Maggie Stiefvater, YA author extraordinaire, recently posted this to her tumblr:

“Every day I discover more and more beautiful things. It’s enough to drive one mad. I have such a desire to do everything, my head is bursting with it.”

– Claude Monet

I feel like this All. The. Time.

Current things I want to do, but have not had time, include:

1. Making this infinity scarf.
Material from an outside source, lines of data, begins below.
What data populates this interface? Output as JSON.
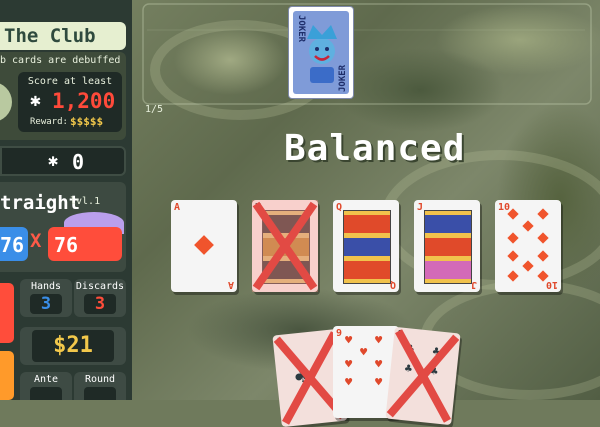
{
  "game": "Balatro",
  "colors": {
    "accent_red": "#ff4d3b",
    "chips_blue": "#3a8ee8",
    "money_gold": "#f2c84b"
  },
  "blind": {
    "name": "The Club",
    "effect": "b cards are debuffed",
    "score_label": "Score at least",
    "score_target": "1,200",
    "reward_label": "Reward:",
    "reward_value": "$$$$$"
  },
  "round_score": "0",
  "hand": {
    "name": "traight",
    "level": "lvl.1",
    "chips": "76",
    "times": "X",
    "mult": "76"
  },
  "stats": {
    "hands_label": "Hands",
    "hands_value": "3",
    "discards_label": "Discards",
    "discards_value": "3",
    "money": "$21",
    "ante_label": "Ante",
    "round_label": "Round"
  },
  "center": {
    "counter": "1/5",
    "hand_title": "Balanced",
    "joker_text": "JOKER",
    "played_cards": [
      {
        "rank": "A",
        "suit": "diamonds",
        "debuffed": false
      },
      {
        "rank": "K",
        "suit": "clubs",
        "debuffed": true
      },
      {
        "rank": "Q",
        "suit": "diamonds",
        "debuffed": false
      },
      {
        "rank": "J",
        "suit": "diamonds",
        "debuffed": false
      },
      {
        "rank": "10",
        "suit": "diamonds",
        "debuffed": false
      }
    ],
    "hand_cards": [
      {
        "rank": "A",
        "suit": "clubs",
        "debuffed": true
      },
      {
        "rank": "9",
        "suit": "hearts",
        "debuffed": false
      },
      {
        "rank": "8",
        "suit": "clubs",
        "debuffed": true
      }
    ]
  },
  "icons": [
    "star-chip-icon",
    "joker-card-icon",
    "diamond-suit-icon",
    "heart-suit-icon",
    "club-suit-icon",
    "debuff-x-icon"
  ]
}
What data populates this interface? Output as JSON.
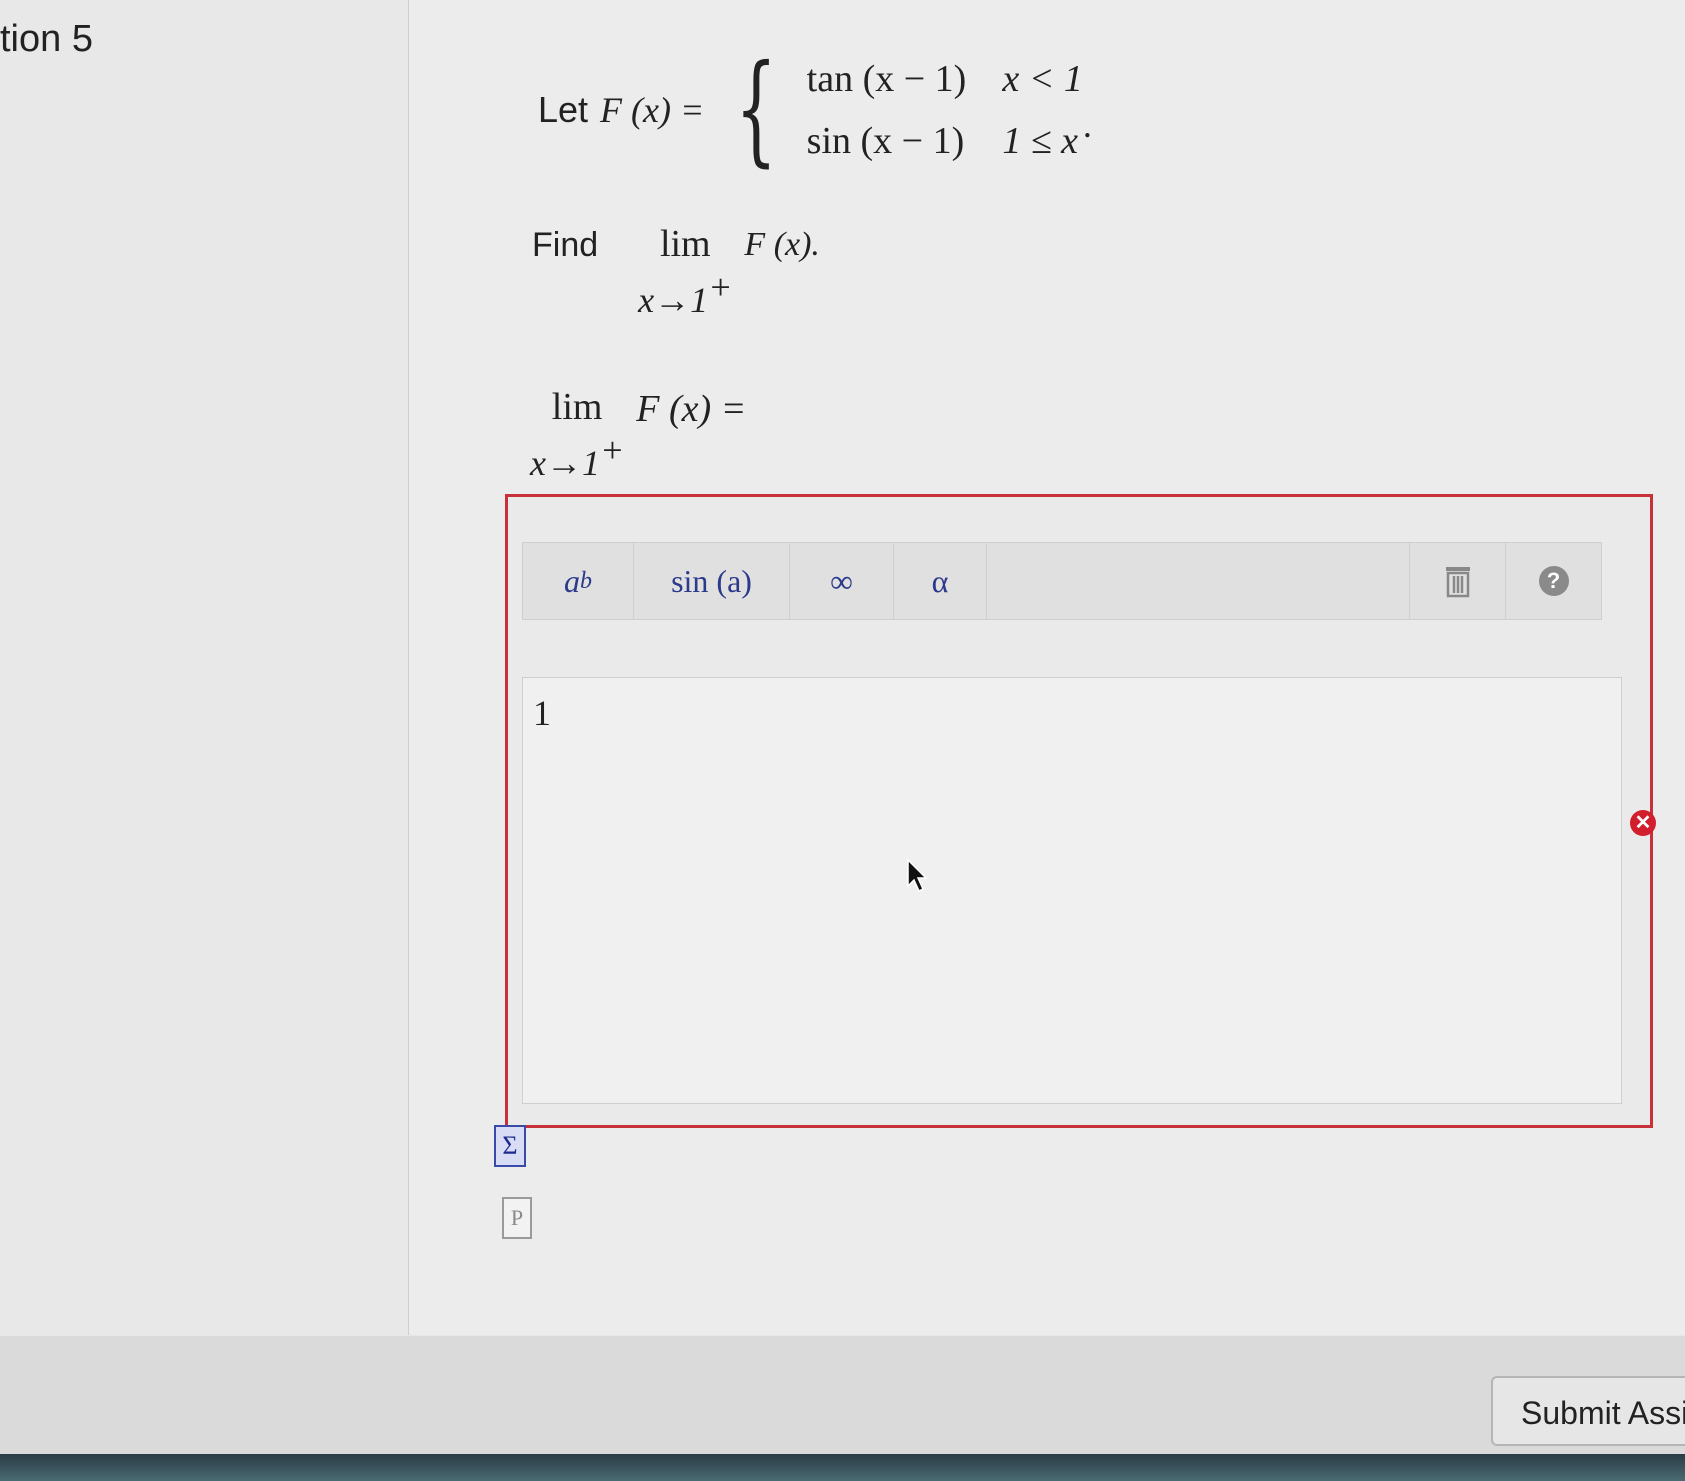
{
  "question": {
    "label": "tion 5",
    "let_prefix": "Let",
    "function_name": "F (x) =",
    "cases": [
      {
        "expr": "tan (x − 1)",
        "condition": "x < 1"
      },
      {
        "expr": "sin (x − 1)",
        "condition": "1 ≤ x"
      }
    ],
    "trailing_dot": ".",
    "find_prefix": "Find",
    "lim_word": "lim",
    "lim_sub": "x→1",
    "lim_sup": "+",
    "find_function": "F (x).",
    "answer_function": "F (x) ="
  },
  "toolbar": {
    "power_base": "a",
    "power_exp": "b",
    "sin_label": "sin (a)",
    "infinity_label": "∞",
    "alpha_label": "α",
    "trash_icon": "trash-icon",
    "help_label": "?"
  },
  "answer": {
    "value": "1",
    "status": "incorrect",
    "error_mark": "✕"
  },
  "side_icons": {
    "sigma": "Σ",
    "doc": "P"
  },
  "submit": {
    "label": "Submit Assig"
  },
  "colors": {
    "error_border": "#c8303a",
    "error_icon": "#d21f2d",
    "sigma_icon": "#3a4aa8"
  }
}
I bought wool and everything. But the whole “it only takes an hour!” thing is a lie, if you don’t know how to knit, anyway. In an hour I did this:

CastingOn

Yep, I managed to figure out how to cast on. Too tightly. So I had to unravel everything I’d done when my baby woke up from her nap, rather than carry on later. Sigh.

2. Kokedama-making. Again, I have all the necessary supplies in my possession, I just need some time to make the damn things. Sigh.

3. Make a paper pom-pom/paper fall wall decoration type thing for the lounge room. I managed to finish the smaller one I had planned for the toddler’s room:

PompomFanCorner

But I haven’t had time to make enough for a boring corner we have in the lounge room. Sigh. So far I’ve made multiple fans AND pom-poms for it, but not enough. Turns out that you need heaps and heaps.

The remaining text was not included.